New Appliance Compacts Bags into a Recyclable Disk
Obaggo is the world’s first in-home plastic bag, pouch, and films compactor that densifies polyethylene packaging for convenient recycling.
For the sustainably minded who save and recycle grocery bags and other qualified polyethylene films and packaging for at-store drop-off, the problem is at-home storage. Bags don’t compact well and you may end up with a bin of bags or a bags of bags in the garage.
Introducing Obaggo, the world's first and only in-home plastic bag and packaging film recycling appliance that compacts that collection of loose bags into a neat and tidy disk claimed as “the optimal shape and size for recycling,” according to David New, Obaggo Founder and CEO.
He should know about that — according to New, his father Robert founded one of the first recycling centers in the US in the 1970s. Back then on Saturdays David helped sort clear, green, and brown glass. He also used a simple device to squeeze aluminum cans into a pancake.
“That’s when I first learned about densification,” he laughs.
David took notice that plastic bags and other types of flexible packaging are at once the fastest-growing type of packaging material due to their efficiency as well as the most difficult to recycle.
"For decades, plastic bags and packaging film have been a contaminant in the recycling system," explains New. "The wind can blow bags out of curbside bins.
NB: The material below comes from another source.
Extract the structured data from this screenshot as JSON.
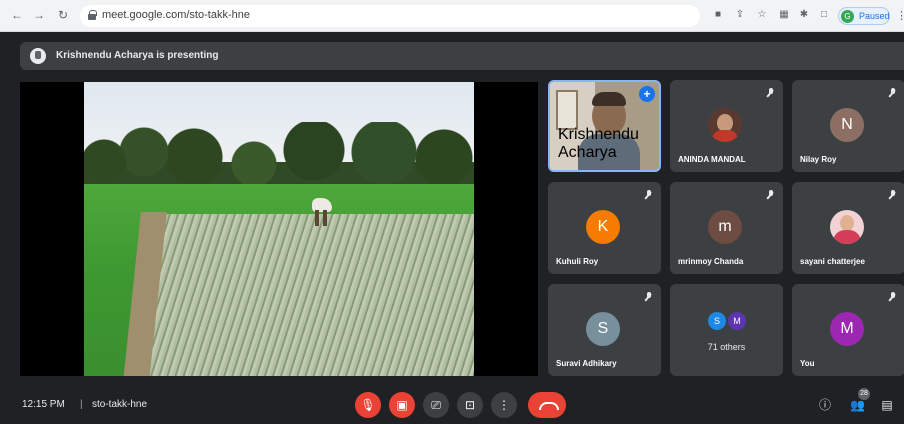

When bags are sorted at recycling centers, their thin and flimsy nature tend to jam up the recycling machinery, causing shut-downs. The disk made from the Obaggo appliance are specifically designed to hold together through the materials recovery facility sorting process."
For the technically minded, New informs us that the appliance can store about 20 to 27 bags before it’s full and the compacting button can be pressed.
“The device uses a small amount of heat and pressure to compress in a total 15-minute cycle,” New explains. “We like to say, ‘it uses less energy than making a piece of toast’”.
Specifically, the bundle of plastic bags is heated to just above the glass transition point of high-density polyethylene (HDPE) for about 7 minutes while compressing throughout the cycle, New discloses. “When it cools, you have a nice disk, compressed and shrink-wrapped, but not melted.”
A typical disk weighs 3 to 4 ounces.
According to New, the ideal disk would be made of HDPE and low-density PE (LDPE) materials. Along with standard grocery bags, this would include #2 and #4 recyclable bread wrappers, paper towel wraps, mulch bags, films, and related at-store qualified packaging.
“There’s movement on the upstream side with making more flexible packaging recyclable, but nothing is happening on the downstream side because it’s not economical to collect film,” New says. “We’d like to bring the at-store drop-off model curbside and offer consumers a more convenient solution to collect bags when that happens.”
To better inform consumers about what films and packaging is recyclable with the appliance, New plans to develop a smartphone app that uses all the information available from the WRAP UK program. It will also instruct users where to recycle the disks.
“We can send email blasts to engaged consumers with notices such as ‘buy Bear Naked’s recyclable pouch’ or ‘don’t try to recycle Trader Joe’s nut bags because the multilayer films are not recyclable’,” New explains. “Eventually we will have a recyclable disk that’s as good or better than store-drop off materials.”
New, who is on the New York State Assn. of Recyclers single-use plastic’s committee, has made excellent connections in the recycling community over the years. Several municipal recovery (or recycling) facilties (MRFs) have indicated that they could accept Obaggo disks on Day One in their curbside programs, he reports.
New plans to verify disk quality as one of the goals for a pilot planned in MA. “Having that validation would add 30,000 drop-off locations,” New points out.
He believes that the Obaggo appliance can gain grassroots traction.
“Something has to change with plastic recycling,” states New, “and this might be the just the kind of thing needed.”
The appliance is at the crowdsourcing stage in pre-commercialization to fund the initial production run. However, Obaggo notes that, over the past five years, he has been through four business incubators and several design iterations, made more than 1,000 pucks from tens of thousands of pieces of plastic bags and packaging film, and held numerous meetings with recycling industry professionals and consumers.
The appliance is available for pre-order through Indiegogo at a presale price of $249. Product shipments are expected by November 2022.